Conclusion: Modeling leverages the evidence produced from clinical trials to provide more information than is available in the published studies. We recommend modeling for all existing studies of nonpharmacologic interventions for CLBP.

Level of Evidence: 4


Many safe and effective nonpharmacologic interventions for chronic low back pain (CLBP) are recommended in treatment guidelines.[1–4] Recommended interventions include therapies such as acupuncture, mindfulness-based stress reduction, and yoga. Although these nonpharmacologic therapies have been available to the public for years, many are not part of the healthcare system, prescribed by physicians, nor generally covered by third-party payer plans. In addition, although all recommended therapies are effective, it is unknown whether some are more effective than others, especially for certain patient groups, and their impact on costs.

The effectiveness of each recommended nonpharmacologic therapy is supported by systematic reviews and meta-analyses over dozens of studies.[3,5–7] In a few cases, these studies directly compare two or more of the recommended therapies, but usually each therapy is studied as adjunct to usual care and compared to usual care alone. Network meta-analysis (aka multiple or mixed treatment comparisons) is one technique that goes beyond traditional pairwise meta-analysis to allow comparisons and ranking between therapies that were not directly compared in clinical trials.[8–11] However, the application of this technique requires that each therapy be directly compared to at least one comparator also used in another trial, and thus allowing indirect comparisons. Because of its common use, the logical common comparator for most therapies is usual care. However, the substantial variation across studies in what constitutes usual care and the lack of other common comparators lowers the reliability of network meta-analysis results.[8]
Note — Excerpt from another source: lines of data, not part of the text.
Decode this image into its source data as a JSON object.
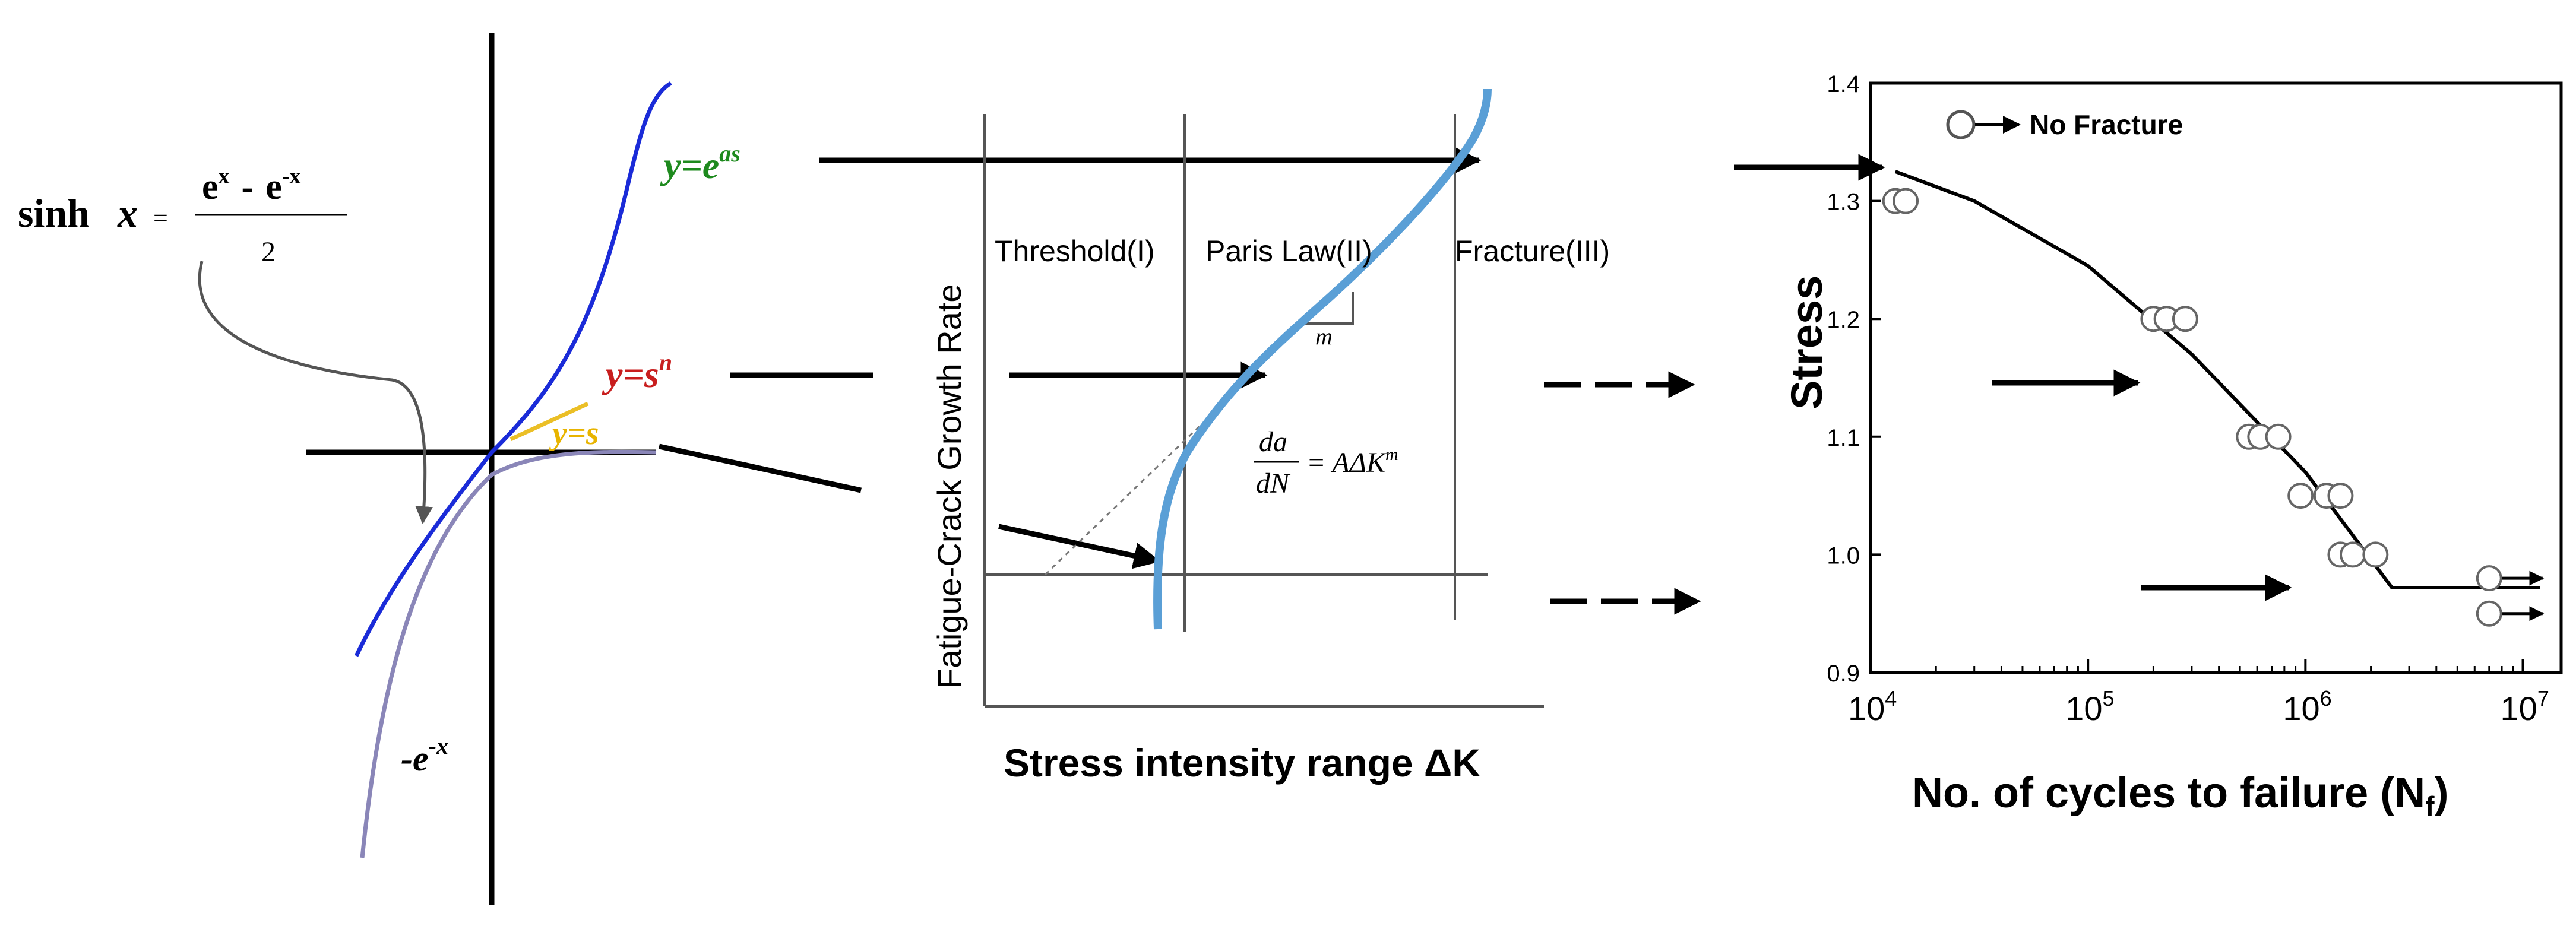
{
  "colors": {
    "sinh_curve": "#1a2bd8",
    "neg_exp_curve": "#8a86b8",
    "exp_label": "#1e8a1e",
    "power_label": "#c81e1e",
    "linear_label": "#e8b400",
    "paris_curve": "#5a9fd6",
    "ink": "#000000",
    "light_line": "#555555",
    "marker_fill": "#ffffff"
  },
  "panel_sinh": {
    "formula_prefix": "sinh",
    "formula_var": "x",
    "formula_eq": "=",
    "numerator_base1": "e",
    "numerator_exp1": "x",
    "numerator_minus": "-",
    "numerator_base2": "e",
    "numerator_exp2": "-x",
    "denominator": "2",
    "label_exp_base": "y=e",
    "label_exp_sup": "as",
    "label_power_base": "y=s",
    "label_power_sup": "n",
    "label_linear": "y=s",
    "label_neg_base": "-e",
    "label_neg_sup": "-x"
  },
  "panel_paris": {
    "ylabel": "Fatigue-Crack Growth Rate",
    "xlabel": "Stress intensity range ΔK",
    "region1": "Threshold(I)",
    "region2": "Paris Law(II)",
    "region3": "Fracture(III)",
    "slope_label": "m",
    "eq_num": "da",
    "eq_den": "dN",
    "eq_rhs": "= AΔK",
    "eq_rhs_sup": "m"
  },
  "chart_data": {
    "type": "scatter",
    "xlabel": "No. of cycles to failure (N",
    "xlabel_sub": "f",
    "xlabel_end": ")",
    "ylabel": "Stress",
    "xscale": "log",
    "xlim": [
      10000,
      15000000
    ],
    "ylim": [
      0.9,
      1.4
    ],
    "x_ticks": [
      {
        "value": 10000,
        "base": "10",
        "exp": "4"
      },
      {
        "value": 100000,
        "base": "10",
        "exp": "5"
      },
      {
        "value": 1000000,
        "base": "10",
        "exp": "6"
      },
      {
        "value": 10000000,
        "base": "10",
        "exp": "7"
      }
    ],
    "y_ticks": [
      "0.9",
      "1.0",
      "1.1",
      "1.2",
      "1.3",
      "1.4"
    ],
    "legend_label": "No Fracture",
    "legend_placement": "top-left",
    "points": [
      {
        "x": 13000,
        "y": 1.3
      },
      {
        "x": 14500,
        "y": 1.3
      },
      {
        "x": 200000,
        "y": 1.2
      },
      {
        "x": 230000,
        "y": 1.2
      },
      {
        "x": 280000,
        "y": 1.2
      },
      {
        "x": 550000,
        "y": 1.1
      },
      {
        "x": 620000,
        "y": 1.1
      },
      {
        "x": 750000,
        "y": 1.1
      },
      {
        "x": 950000,
        "y": 1.05
      },
      {
        "x": 1250000,
        "y": 1.05
      },
      {
        "x": 1450000,
        "y": 1.05
      },
      {
        "x": 1450000,
        "y": 1.0
      },
      {
        "x": 1650000,
        "y": 1.0
      },
      {
        "x": 2100000,
        "y": 1.0
      }
    ],
    "runouts": [
      {
        "x": 7000000,
        "y": 0.98
      },
      {
        "x": 7000000,
        "y": 0.95
      }
    ],
    "fit_curve": [
      {
        "x": 13000,
        "y": 1.325
      },
      {
        "x": 30000,
        "y": 1.3
      },
      {
        "x": 100000,
        "y": 1.245
      },
      {
        "x": 300000,
        "y": 1.17
      },
      {
        "x": 1000000,
        "y": 1.07
      },
      {
        "x": 2500000,
        "y": 0.972
      },
      {
        "x": 12000000,
        "y": 0.972
      }
    ]
  }
}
Decision analytic modeling is another method to synthesize evidence and compare across therapies.[12,13] Modeling allows consistent inputs to be used across interventions, the simulation of experiments such as head-to-head trials, and the inclusion of economic outcomes even when they were not included in the original studies.[12,14]
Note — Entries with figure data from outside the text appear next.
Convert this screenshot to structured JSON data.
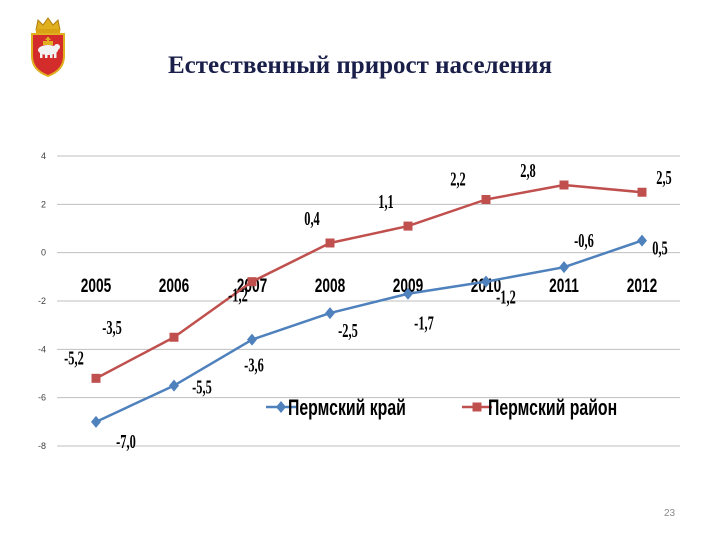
{
  "slide": {
    "title": "Естественный прирост населения",
    "page_number": "23",
    "emblem_icon": "regional-coat-of-arms-icon"
  },
  "colors": {
    "title": "#1a1f4a",
    "series_blue": "#4f81bd",
    "series_red": "#c0504d",
    "grid": "#bfbfbf",
    "axis_text": "#000000"
  },
  "chart_data": {
    "type": "line",
    "categories": [
      "2005",
      "2006",
      "2007",
      "2008",
      "2009",
      "2010",
      "2011",
      "2012"
    ],
    "series": [
      {
        "name": "Пермский край",
        "marker": "diamond",
        "color": "#4f81bd",
        "values": [
          -7.0,
          -5.5,
          -3.6,
          -2.5,
          -1.7,
          -1.2,
          -0.6,
          0.5
        ],
        "labels": [
          "-7,0",
          "-5,5",
          "-3,6",
          "-2,5",
          "-1,7",
          "-1,2",
          "-0,6",
          "0,5"
        ]
      },
      {
        "name": "Пермский район",
        "marker": "square",
        "color": "#c0504d",
        "values": [
          -5.2,
          -3.5,
          -1.2,
          0.4,
          1.1,
          2.2,
          2.8,
          2.5
        ],
        "labels": [
          "-5,2",
          "-3,5",
          "-1,2",
          "0,4",
          "1,1",
          "2,2",
          "2,8",
          "2,5"
        ]
      }
    ],
    "ylim": [
      -8,
      4
    ],
    "yticks": [
      -8,
      -6,
      -4,
      -2,
      0,
      2,
      4
    ],
    "ytick_labels": [
      "-8",
      "-6",
      "-4",
      "-2",
      "0",
      "2",
      "4"
    ],
    "grid": true,
    "legend_position": "bottom-right"
  }
}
Because each therapy is studied as an addition to usual care, its likely incremental effects in other healthcare settings can be estimated by comparing to the version of usual care used in the trial.
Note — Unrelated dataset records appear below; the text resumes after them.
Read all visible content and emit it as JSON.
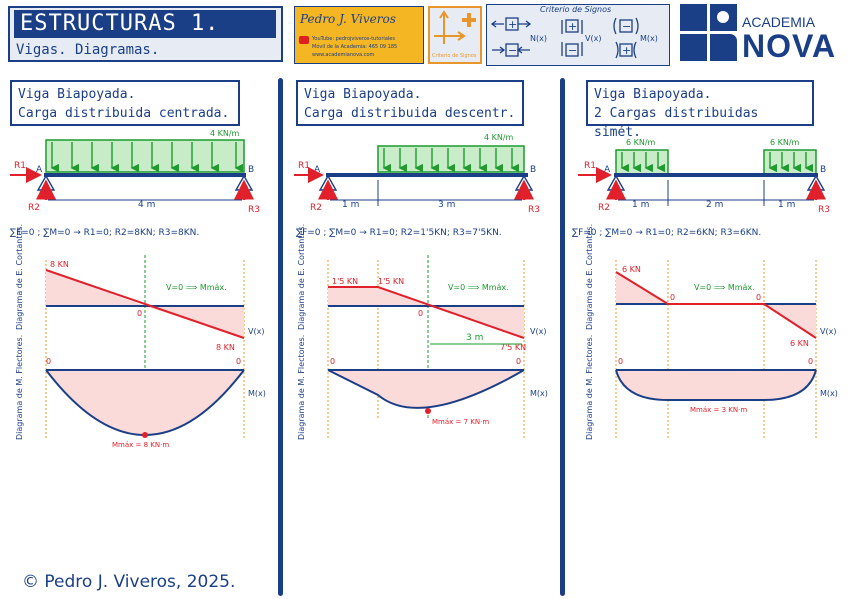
{
  "header": {
    "title": "ESTRUCTURAS 1.",
    "subtitle": "Vigas. Diagramas.",
    "author_signature": "Pedro J. Viveros",
    "author_lines": [
      "YouTube: pedrojviveros-tutoriales",
      "Móvil de la Academia: 465 09 185",
      "www.academianova.com"
    ],
    "icon_label": "Criterio de Signos",
    "criteria_title": "Criterio de Signos",
    "criteria_labels": [
      "N(x)",
      "V(x)",
      "M(x)"
    ],
    "brand_small": "ACADEMIA",
    "brand_big": "NOVA",
    "colors": {
      "primary": "#1b3f86",
      "red": "#e0202a",
      "green": "#1e9a2e",
      "fill_pink": "#fbdada",
      "orange": "#f4b623"
    }
  },
  "panels": [
    {
      "title_line1": "Viga Biapoyada.",
      "title_line2": "Carga distribuida centrada.",
      "load_label": "4 KN/m",
      "node_a": "A",
      "node_b": "B",
      "reaction_labels": [
        "R1",
        "R2",
        "R3"
      ],
      "dims": [
        "4 m"
      ],
      "equation": "∑F=0 ; ∑M=0 → R1=0; R2=8KN; R3=8KN.",
      "shear_axis_label": "Diagrama de E. Cortantes.",
      "shear_values": [
        "8 KN",
        "0",
        "8 KN"
      ],
      "shear_note": "V=0 ⟹ Mmáx.",
      "moment_axis_label": "Diagrama de M. Flectores.",
      "moment_values": [
        "0",
        "0"
      ],
      "moment_max": "Mmáx = 8 KN·m",
      "sign_v": "V(x)",
      "sign_m": "M(x)"
    },
    {
      "title_line1": "Viga Biapoyada.",
      "title_line2": "Carga distribuida descentr.",
      "load_label": "4 KN/m",
      "node_a": "A",
      "node_b": "B",
      "reaction_labels": [
        "R1",
        "R2",
        "R3"
      ],
      "dims": [
        "1 m",
        "3 m"
      ],
      "equation": "∑F=0 ; ∑M=0 → R1=0; R2=1'5KN; R3=7'5KN.",
      "shear_axis_label": "Diagrama de E. Cortantes.",
      "shear_values": [
        "1'5 KN",
        "1'5 KN",
        "0",
        "7'5 KN"
      ],
      "shear_note": "V=0 ⟹ Mmáx.",
      "shear_dim": "3 m",
      "moment_axis_label": "Diagrama de M. Flectores.",
      "moment_values": [
        "0",
        "0"
      ],
      "moment_max": "Mmáx = 7 KN·m",
      "sign_v": "V(x)",
      "sign_m": "M(x)"
    },
    {
      "title_line1": "Viga Biapoyada.",
      "title_line2": "2 Cargas distribuidas simét.",
      "load_labels": [
        "6 KN/m",
        "6 KN/m"
      ],
      "node_a": "A",
      "node_b": "B",
      "reaction_labels": [
        "R1",
        "R2",
        "R3"
      ],
      "dims": [
        "1 m",
        "2 m",
        "1 m"
      ],
      "equation": "∑F=0 ; ∑M=0 → R1=0; R2=6KN; R3=6KN.",
      "shear_axis_label": "Diagrama de E. Cortantes.",
      "shear_values": [
        "6 KN",
        "0",
        "0",
        "6 KN"
      ],
      "shear_note": "V=0 ⟹ Mmáx.",
      "moment_axis_label": "Diagrama de M. Flectores.",
      "moment_values": [
        "0",
        "0"
      ],
      "moment_max": "Mmáx = 3 KN·m",
      "sign_v": "V(x)",
      "sign_m": "M(x)"
    }
  ],
  "footer": {
    "copyright": "© Pedro J. Viveros, 2025."
  }
}
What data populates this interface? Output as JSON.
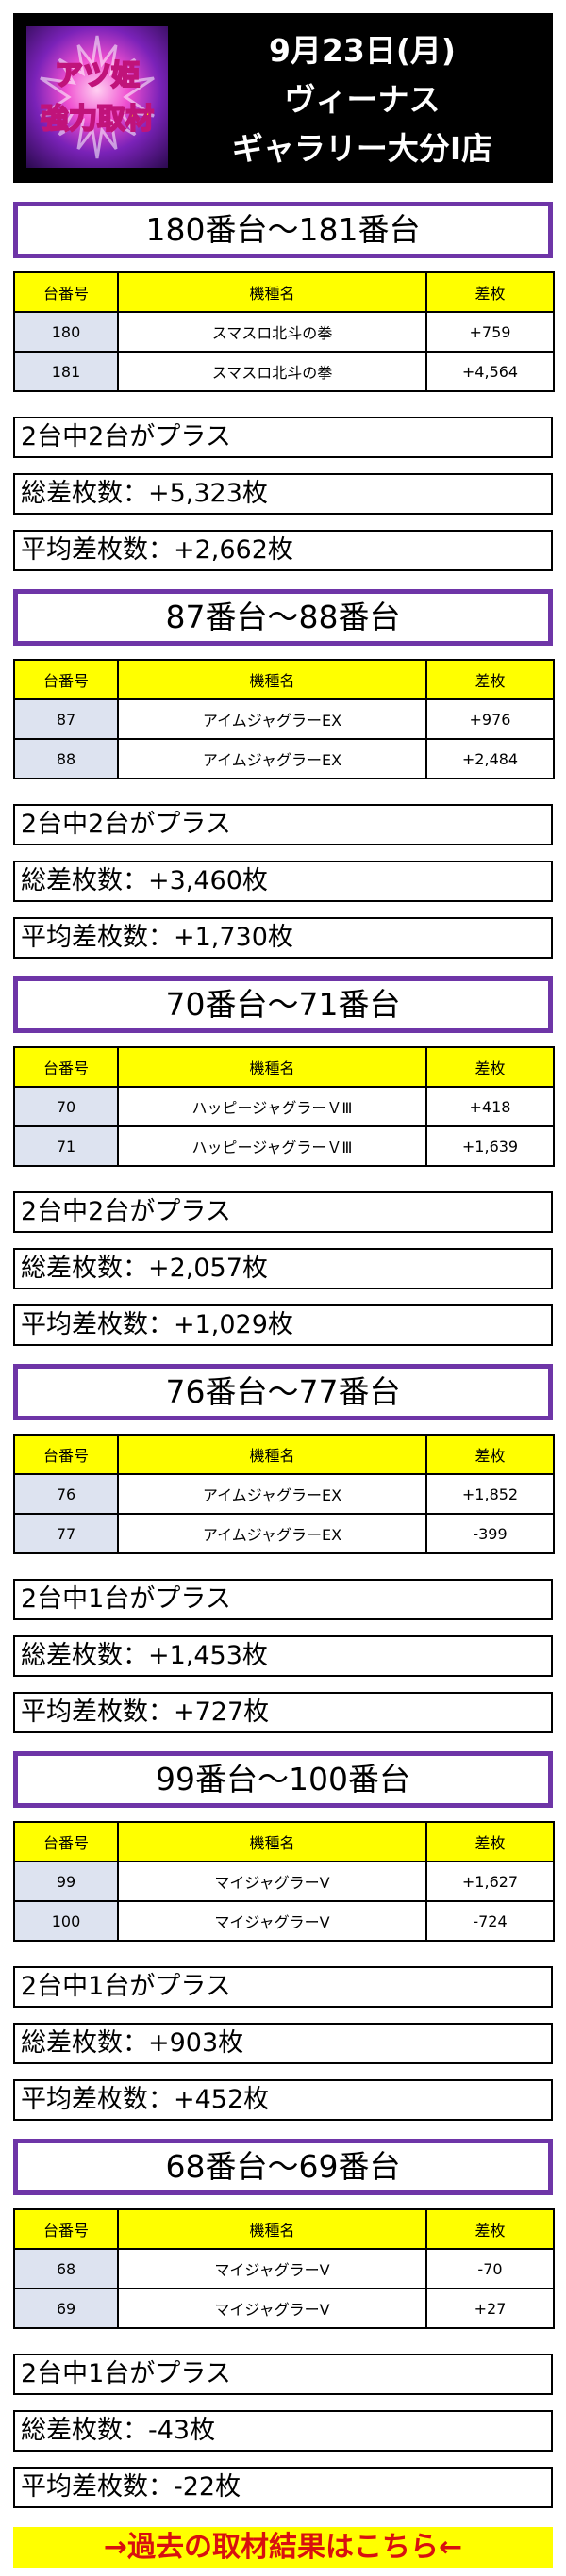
{
  "header": {
    "logo_text": "アツ姫 強力取材",
    "date": "9月23日(月)",
    "store_line1": "ヴィーナス",
    "store_line2": "ギャラリー大分Ⅰ店"
  },
  "table_headers": {
    "number": "台番号",
    "machine": "機種名",
    "diff": "差枚"
  },
  "sections": [
    {
      "title": "180番台～181番台",
      "rows": [
        {
          "number": "180",
          "machine": "スマスロ北斗の拳",
          "diff": "+759"
        },
        {
          "number": "181",
          "machine": "スマスロ北斗の拳",
          "diff": "+4,564"
        }
      ],
      "plus_summary": "2台中2台がプラス",
      "total": "総差枚数：+5,323枚",
      "average": "平均差枚数：+2,662枚"
    },
    {
      "title": "87番台～88番台",
      "rows": [
        {
          "number": "87",
          "machine": "アイムジャグラーEX",
          "diff": "+976"
        },
        {
          "number": "88",
          "machine": "アイムジャグラーEX",
          "diff": "+2,484"
        }
      ],
      "plus_summary": "2台中2台がプラス",
      "total": "総差枚数：+3,460枚",
      "average": "平均差枚数：+1,730枚"
    },
    {
      "title": "70番台～71番台",
      "rows": [
        {
          "number": "70",
          "machine": "ハッピージャグラーＶⅢ",
          "diff": "+418"
        },
        {
          "number": "71",
          "machine": "ハッピージャグラーＶⅢ",
          "diff": "+1,639"
        }
      ],
      "plus_summary": "2台中2台がプラス",
      "total": "総差枚数：+2,057枚",
      "average": "平均差枚数：+1,029枚"
    },
    {
      "title": "76番台～77番台",
      "rows": [
        {
          "number": "76",
          "machine": "アイムジャグラーEX",
          "diff": "+1,852"
        },
        {
          "number": "77",
          "machine": "アイムジャグラーEX",
          "diff": "-399"
        }
      ],
      "plus_summary": "2台中1台がプラス",
      "total": "総差枚数：+1,453枚",
      "average": "平均差枚数：+727枚"
    },
    {
      "title": "99番台～100番台",
      "rows": [
        {
          "number": "99",
          "machine": "マイジャグラーV",
          "diff": "+1,627"
        },
        {
          "number": "100",
          "machine": "マイジャグラーV",
          "diff": "-724"
        }
      ],
      "plus_summary": "2台中1台がプラス",
      "total": "総差枚数：+903枚",
      "average": "平均差枚数：+452枚"
    },
    {
      "title": "68番台～69番台",
      "rows": [
        {
          "number": "68",
          "machine": "マイジャグラーV",
          "diff": "-70"
        },
        {
          "number": "69",
          "machine": "マイジャグラーV",
          "diff": "+27"
        }
      ],
      "plus_summary": "2台中1台がプラス",
      "total": "総差枚数：-43枚",
      "average": "平均差枚数：-22枚"
    }
  ],
  "footer_link": "→過去の取材結果はこちら←",
  "colors": {
    "section_border": "#6e35a7",
    "header_bg": "#000000",
    "table_header_bg": "#ffff00",
    "number_cell_bg": "#dde3f0",
    "footer_bg": "#ffff00",
    "footer_text": "#d81010"
  }
}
The 2016 US National Pain Strategy[15] placed a focus on those with high-impact chronic pain defined as that "associated with substantial restriction of participation in work, social, and self-care activities for 6 months or more."[15] , p. 11 Studies have used different algorithms to identify those with high-impact chronic pain,[16–21] and to demonstrate their significantly higher healthcare costs, lower quality of life, worse mood, and increased absenteeism.[18–27] Nevertheless, studies of interventions for chronic pain still report results based on full samples (e.g., average change in symptoms or percent of patients who improve). To better understand chronic pain, better compare study results, and better target interventions, we need to move beyond simple duration of pain definitions (e.g., 3+ months) to identify meaningful chronic pain subtypes. Modeling can then be used to balance the baseline subtype mix of patients across studies and estimate differential treatment effects by subtype (e.g., chronic pain impact level).

Although several economic evaluations of nonpharmacologic therapies for CLBP have been published,[28–34] because economic outcomes are not generalizable across settings,[35] each study's results can only provide useful information about cost impacts in its country and setting. Modeling is used to adjust inputs and assumptions to adapt study results to other settings.[36]

This study presents the results of a proof-of-concept modeling effort that used individual patient-level data from 10 randomized studies and the categorization of these study's participants by chronic pain impact level to estimate the effectiveness and cost-effectiveness of adding recommended nonpharmacologic therapies for CLBP to usual care.